Hola, hermano... feliz año nuevo.

Oye me gustó tu cuento, realmente lo disfruté, me hizo reflexionar, sin duda sabes escribir sobre estas cosas que a uno le suceden pero no lo puede explicar tan facilmente......

jajajajajajajajajjaja jejejejee

¡Ese Wilmer!

Bueno... me queda decir q cuando escribes lo haces por el simple gusto de escribir y no como otros, y yo estoy incluído, que buscan abordar algún aspecto humano o alguna problemática del mundo. Eso es sencillamente elogiable. Escribir por el gusto de escribir.
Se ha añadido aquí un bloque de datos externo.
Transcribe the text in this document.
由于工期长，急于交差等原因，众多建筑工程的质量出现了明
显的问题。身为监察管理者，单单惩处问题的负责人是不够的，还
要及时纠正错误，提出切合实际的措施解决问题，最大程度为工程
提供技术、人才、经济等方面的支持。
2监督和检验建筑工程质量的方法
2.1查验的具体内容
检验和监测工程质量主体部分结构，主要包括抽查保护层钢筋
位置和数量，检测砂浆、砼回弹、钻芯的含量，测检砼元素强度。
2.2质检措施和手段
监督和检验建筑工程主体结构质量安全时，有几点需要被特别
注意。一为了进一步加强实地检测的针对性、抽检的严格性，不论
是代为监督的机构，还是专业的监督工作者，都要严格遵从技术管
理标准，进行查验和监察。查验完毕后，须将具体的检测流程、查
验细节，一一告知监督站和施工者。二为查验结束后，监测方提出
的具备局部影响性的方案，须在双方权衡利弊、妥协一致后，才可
Al comienzo, hablas del optimismo de Mariel... que es exagerado. jajaja eso me recuerda lo que leí en una libro: "estamos acostumbrados a pensar que ser muy optimistas no es realista, pero cuando se es pesimista... eso es ser más realista".

alamos xolo... suerte.

MAR dijo...

A MI TAMBIEN ME GUSTO!!!!!!!!!!!
QUE DOLOR DE ESTOMAGO MAS....ONDA.
UN ABRAZO PARA TI Y TODO MI CARIÑO Y AMISTAD.
MAR

Maria Pía dijo...

t deje algo en mi blog,pasa por ahi!

Mariel Ramírez Barrios dijo...

GUACALA!!!!!!!!
nunca me pasò esto.
es horrible
NUNCA encontrè en un cuento MI NOMBRE repetido TANTAS veces y encima en la mina opuesta exactamente a mi personalidad!! Odio a tu Mariel y es esquizofrènico! me provocaste una ambivalencia afectiva!
Encima,lo terrible es que tampoco puedo ser Elizabeth!!!!!!
Yo ,o sea yo,Mariel,esta,que escribe,LA VERDADERA,LA ÙNICA
odia las discotecas y si hubiera o hubiese estado en una hubiera o hubiese terminado la conversaciòn en la frase
"Si estamos destinados a bailar tendría que suceder algo extraordinario que demuestre nuestra predisposición a bailar-"
y hubiera mirado para el lado opuesto en el que estabas,pero no vos,Wilmer ,el verdadero,sino el personaje del cuento..que de verdad
nunca va a sacar a bailar a una mina de verdad con esa tècnica.Con razòn estaba con .ajjjjjjjjj
Mariel.ajjjjjjj
què horrible es decir mi nombre ahora che
te prohìbo que lo uses!!!!!!!
MUY BUEN CUENTO
ME RÌO
TE ABRAZO
ME VOY A DORMIR LA SIESTA HACE 40 º
grande Wilmer
Ahora escribì uno en el que la mina se llame Marta,dale.